China's GDP made news again on Tuesday when the International Monetary Fund lowered its 2013 outlook for economic growth in the country to 8 percent. The forecast came a day after China said the economy grew at a lower-than-expected 7.7 percent annual rate in the first quarter, rekindling worries about a global slowdown in growth, and overbuilding in China's real estate market. The IMF's World Economic Outlook report cut its prediction for growth in China from the 8.2 percent it had given in January.

"GDP is only one small consideration" in a comprehensive picture of China, Ho said. Asked why Western media seem to highlight that statistic, he said, "it is something they can put their hands on because China is so big. The only thing that China has to show at this point is the big GDP."

The keynote speech was delivered by Cheng Siwei, an economics, finance and management scholar who was vice-chairman of China's legislature - the National People's Congress Standing Committee from 1998 to 2008.

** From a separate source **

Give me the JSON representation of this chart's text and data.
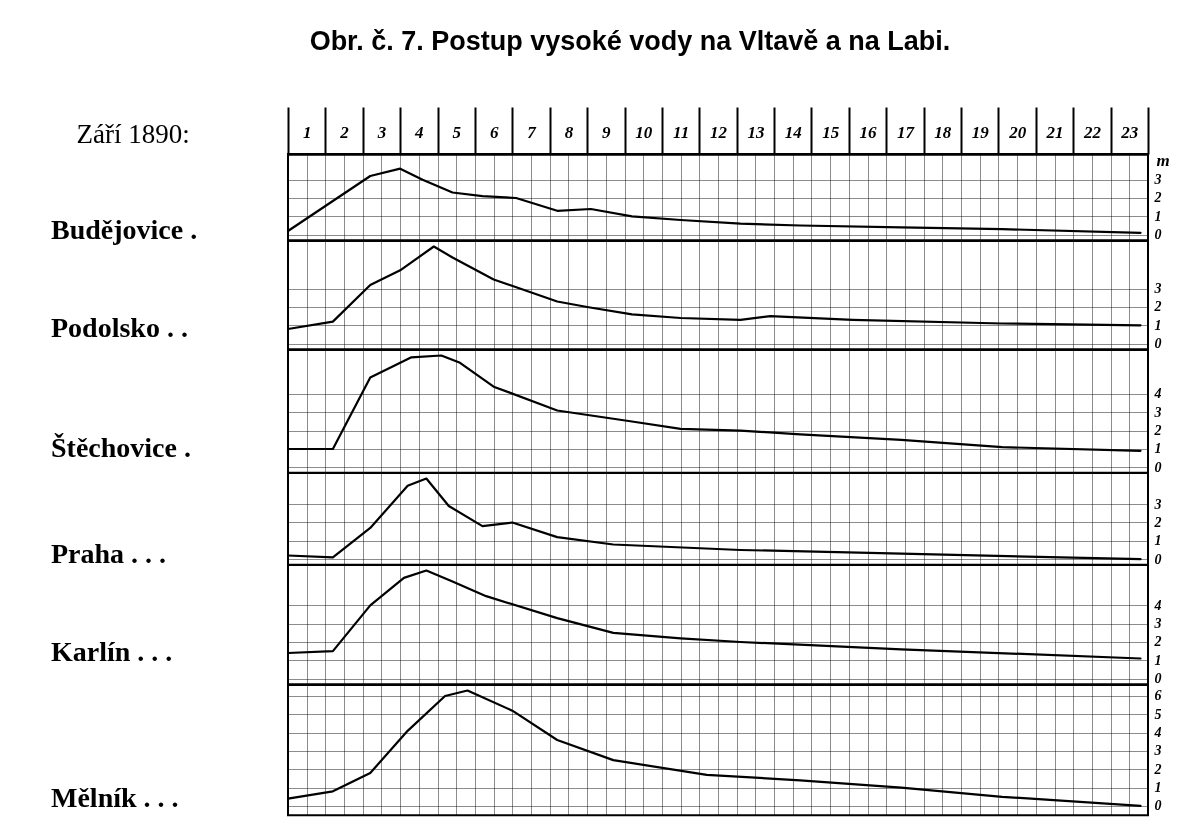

Cheng urged China to apply the lessons it learned from the 2008 global financial crisis to change its development pattern and pursue development in a "scientific way" that puts people first and is "comprehensive, balanced and sustainable". He said China must switch to a consumption-based growth model instead of continuing to rely on foreign trade to reach its target of doubling its 2010 GDP and per capita income for both urban and rural residents, and to build a "moderately prosperous" society by 2020.

Achieving that goal involves recognizing that "the employee is the most valuable asset of the enterprise", Cheng said. "We need to rely on their activity and creativity. Only when our employees can raise their creativity, can we finally raise our productivity," he told his audience.

Asked later how employers in China could encourage individual creativity in a system that champions collective thinking, Cheng said: "We should encourage people to share ideas, just like they do in some companies where they have a coffee corner."

Noting that knowledge leads to creative thought, he added: "We have to be ready to give the opportunity to people to learn more - learn more so they can become more knowledgeable."

Before the conference started, a moment of silence was held out of respect for the victims of Monday's bombing at the Boston Marathon. UN General Assembly President Vuk Jeremic then opened the conference.

Citing remarks made recently by new Chinese President Xi Jinping, he said it was "important for nations to recognize that peace and development go hand in hand".